Interoperability across any tool, specifically data warehouses

A key challenge of GIS and modern GIS has been the sheer number of data types for both raster and vector data types. Using these files is one challenge but loading them into databases or data warehouses is another key challenge.

For many cases, GeoParquet breaks this need, as a core idea behind its development is to ensure that GeoParquet can be used by any of the spatially-enabled data warehouses such as BigQuery, Snowflake, Redshift, or Databricks. Even PostgreSQL is getting on board.

Even better, is that these data warehouses allow for you to read remote files, and Parquet is one of those formats. This allows you to dump your files into data storage like AWS S3 or Google Cloud Storage, and immediately use those same files using spatial SQL in the corresponding cloud data warehouse. This can be done locally with other services too.

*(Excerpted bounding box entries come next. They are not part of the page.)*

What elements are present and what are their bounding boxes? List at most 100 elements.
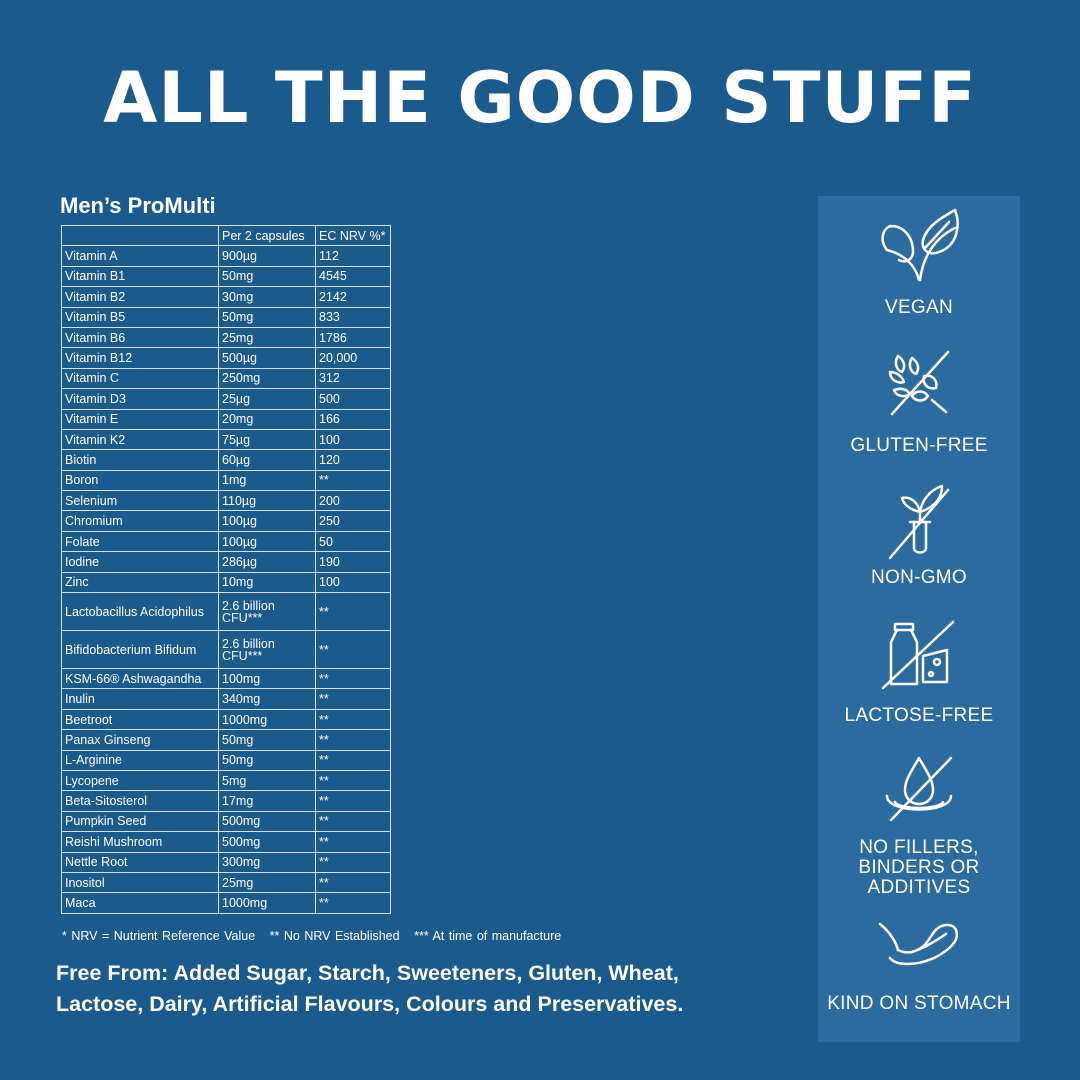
nutrient-nrv: **: [315, 851, 391, 873]
nutrient-amount: 20mg: [218, 408, 316, 430]
nutrient-nrv: 250: [315, 510, 391, 532]
badge-label: GLUTEN-FREE: [850, 435, 988, 456]
badge-label: VEGAN: [884, 297, 954, 318]
nutrient-nrv: **: [315, 708, 391, 731]
nutrient-name: Nettle Root: [61, 851, 219, 873]
table-row: Reishi Mushroom 500mg **: [61, 831, 391, 853]
nutrient-amount: 1000mg: [218, 892, 316, 914]
nutrient-name: Vitamin K2: [61, 428, 219, 451]
header-nrv: EC NRV %*: [315, 224, 391, 247]
table-row: Vitamin B6 25mg 1786: [61, 326, 391, 349]
badge-no-fillers: NO FILLERS, BINDERS OR ADDITIVES: [818, 752, 1020, 898]
nutrient-amount: 30mg: [218, 286, 316, 308]
headline: ALL THE GOOD STUFF: [103, 57, 977, 139]
nutrient-nrv: **: [315, 668, 391, 690]
table-row: Zinc 10mg 100: [61, 571, 391, 594]
nutrient-amount: 110µg: [218, 490, 316, 512]
nutrient-amount: 25µg: [218, 388, 316, 410]
milk-cheese-crossed-icon: [881, 620, 955, 690]
nutrient-nrv: 200: [315, 490, 391, 512]
nutrient-name: Beta-Sitosterol: [61, 790, 219, 812]
wheat-crossed-icon: [888, 350, 950, 416]
nutrient-nrv: 190: [315, 551, 391, 573]
footnotes: * NRV = Nutrient Reference Value ** No N…: [62, 929, 571, 943]
table-row: Beta-Sitosterol 17mg **: [61, 790, 391, 812]
badge-non-gmo: NON-GMO: [818, 482, 1020, 588]
nutrient-amount: 5mg: [218, 769, 316, 792]
nutrient-name: Reishi Mushroom: [61, 831, 219, 853]
nutrient-amount: 25mg: [218, 326, 316, 349]
table-row: Vitamin B5 50mg 833: [61, 306, 391, 328]
nutrient-name: Panax Ginseng: [61, 729, 219, 751]
nutrient-nrv: 112: [315, 245, 391, 267]
table-row: Lycopene 5mg **: [61, 769, 391, 792]
nutrient-nrv: **: [315, 769, 391, 792]
nutrient-name: Lactobacillus Acidophilus: [61, 592, 219, 632]
nutrient-amount: 50mg: [218, 729, 316, 751]
nutrient-amount: 1mg: [218, 469, 316, 492]
nutrient-nrv: **: [315, 688, 391, 710]
nutrient-name: Vitamin B6: [61, 326, 219, 349]
nutrient-nrv: **: [315, 871, 391, 894]
table-row: Inositol 25mg **: [61, 871, 391, 894]
nutrient-name: Boron: [61, 469, 219, 492]
nutrient-amount: 2.6 billion CFU***: [218, 592, 316, 632]
table-row: Nettle Root 300mg **: [61, 851, 391, 873]
table-row: L-Arginine 50mg **: [61, 749, 391, 771]
nutrient-nrv: 50: [315, 530, 391, 553]
nutrient-nrv: 2142: [315, 286, 391, 308]
nutrient-nrv: **: [315, 592, 391, 632]
nutrient-nrv: 312: [315, 367, 391, 390]
nutrient-name: Lycopene: [61, 769, 219, 792]
nutrient-name: Chromium: [61, 510, 219, 532]
nutrient-nrv: **: [315, 892, 391, 914]
table-row: Vitamin B12 500µg 20,000: [61, 347, 391, 369]
badge-label: KIND ON STOMACH: [827, 993, 1011, 1014]
nutrient-nrv: 100: [315, 571, 391, 594]
nutrient-nrv: **: [315, 630, 391, 670]
nutrition-table-body: Vitamin A 900µg 112 Vitamin B1 50mg 4545 Vitam…: [61, 245, 391, 914]
table-row: Vitamin B1 50mg 4545: [61, 265, 391, 288]
badge-label: NON-GMO: [870, 567, 968, 588]
table-row: Folate 100µg 50: [61, 530, 391, 553]
table-row: Boron 1mg **: [61, 469, 391, 492]
nutrient-nrv: 120: [315, 449, 391, 471]
table-row: Vitamin A 900µg 112: [61, 245, 391, 267]
nutrition-table: Per 2 capsules EC NRV %* Vitamin A 900µg 1…: [61, 224, 391, 914]
nutrient-nrv: **: [315, 831, 391, 853]
nutrient-name: Inositol: [61, 871, 219, 894]
table-row: Selenium 110µg 200: [61, 490, 391, 512]
free-from-statement: Free From: Added Sugar, Starch, Sweetene…: [56, 961, 684, 1016]
table-row: Vitamin C 250mg 312: [61, 367, 391, 390]
nutrient-amount: 100µg: [218, 530, 316, 553]
nutrient-name: Vitamin E: [61, 408, 219, 430]
table-row: Vitamin B2 30mg 2142: [61, 286, 391, 308]
nutrient-name: Vitamin B12: [61, 347, 219, 369]
badge-vegan: VEGAN: [818, 208, 1020, 318]
nutrient-name: KSM-66® Ashwagandha: [61, 668, 219, 690]
nutrient-nrv: **: [315, 469, 391, 492]
nutrient-name: Zinc: [61, 571, 219, 594]
table-row: KSM-66® Ashwagandha 100mg **: [61, 668, 391, 690]
badge-label: NO FILLERS, BINDERS OR ADDITIVES: [858, 837, 980, 898]
nutrient-name: L-Arginine: [61, 749, 219, 771]
footnote-nrv: * NRV = Nutrient Reference Value: [62, 929, 256, 943]
nutrient-amount: 500µg: [218, 347, 316, 369]
badge-gluten-free: GLUTEN-FREE: [818, 348, 1020, 456]
nutrient-nrv: 4545: [315, 265, 391, 288]
nutrient-nrv: **: [315, 810, 391, 833]
table-row: Maca 1000mg **: [61, 892, 391, 914]
header-per-serving: Per 2 capsules: [218, 224, 316, 247]
nutrient-name: Vitamin B1: [61, 265, 219, 288]
nutrient-amount: 900µg: [218, 245, 316, 267]
nutrient-nrv: 100: [315, 428, 391, 451]
nutrient-name: Folate: [61, 530, 219, 553]
nutrient-nrv: 166: [315, 408, 391, 430]
nutrient-amount: 500mg: [218, 810, 316, 833]
header-nutrient: [61, 224, 219, 247]
leaf-icon: [881, 208, 959, 282]
nutrient-name: Vitamin B5: [61, 306, 219, 328]
table-row: Chromium 100µg 250: [61, 510, 391, 532]
nutrient-amount: 500mg: [218, 831, 316, 853]
nutrient-amount: 1000mg: [218, 708, 316, 731]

No ETL, just L. And in true modern GIS style, users locally and in the cloud get the same benefits.

So GeoParquet will ultimately help solve:

  • Problems with analyzing large scale data
  • Ability to load and immediately use data in a variety of tools
  • Easily share and deliver data or quickly use data from data providers
  • Use the same data format no matter the spatial database or data warehouse

Okay I get it. How can I start using it?

GeoParquet isn’t widely available yet and is still under development. Check out the full repository here and contribute as you see fit, or add any issues for the team to review! The full release will come soon, but the repo also has some of the guiding principles in it too!

All the development is going to happen out in the open, so get involved and get ready for, what I believe, will be a truly innovative and transformational tool.